SineKAN: Kolmogorov-Arnold Networks Using Sinusoidal Activation Functions

Eric A. F. Reinhardt,P. R. Dinesh,Sergei Gleyzer
2024-07-23
Abstract:Recent work has established an alternative to traditional multi-layer perceptron neural networks in the form of Kolmogorov-Arnold Networks (KAN). The general KAN framework uses learnable activation functions on the edges of the computational graph followed by summation on nodes. The learnable edge activation functions in the original implementation are basis spline functions (B-Spline). Here, we present a model in which learnable grids of B-Spline activation functions are replaced by grids of re-weighted sine functions. We show that this leads to better or comparable numerical performance to B-Spline KAN models on the MNIST benchmark, while also providing a substantial speed increase on the order of 4-8 times.
Machine Learning,Computer Vision and Pattern Recognition
What problem does this paper attempt to address?
The paper primarily aims to address the following issues: 1. **Improving the Performance of Kolmogorov-Arnold Networks (KAN)**: KAN is a neural network architecture based on the Kolmogorov-Arnold representation theorem, designed to replace traditional multilayer perceptrons (MLP). However, existing KAN implementations (such as B-SplineKAN, which uses B-spline activation functions) perform well on certain tasks but still lag behind MLPs in terms of speed and performance. Therefore, this paper proposes a new KAN implementation—SineKAN, which uses sine activation functions instead of B-spline activation functions. 2. **Enhancing Model Speed and Accuracy**: By introducing sine activation functions, SineKAN not only demonstrates better accuracy in MNIST benchmarks but also achieves inference speeds 4 to 8 times faster than B-SplineKAN. This indicates that SineKAN has greater practical utility. 3. **Exploring the Advantages of Sine Activation Functions**: Sine activation functions can provide stronger numerical performance and better maintain the stability of output values in deep models, thereby avoiding the issue of value collapse in deep models.
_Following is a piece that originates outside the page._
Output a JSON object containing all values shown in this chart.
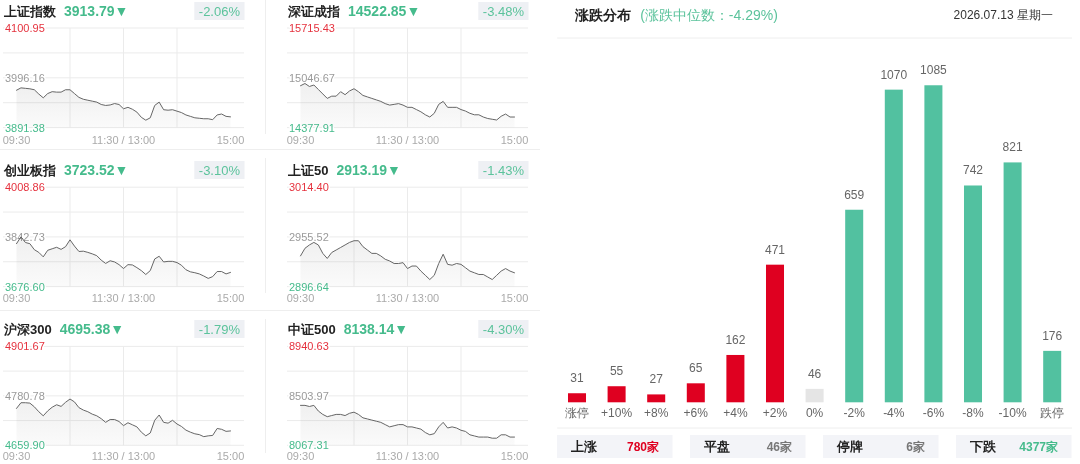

Additionally, sine activation functions enable better multilayer scalability. 4. **Optimizing Weight Initialization Strategies**: To further enhance model performance, the paper also explores a new weight initialization strategy to ensure model stability and consistency across different grid sizes. This strategy helps the model maintain good performance at various depths. In summary, this paper aims to improve the overall performance of the KAN architecture by introducing sine activation functions and optimizing weight initialization strategies, making it superior to the existing B-SplineKAN model in terms of speed, accuracy, and stability.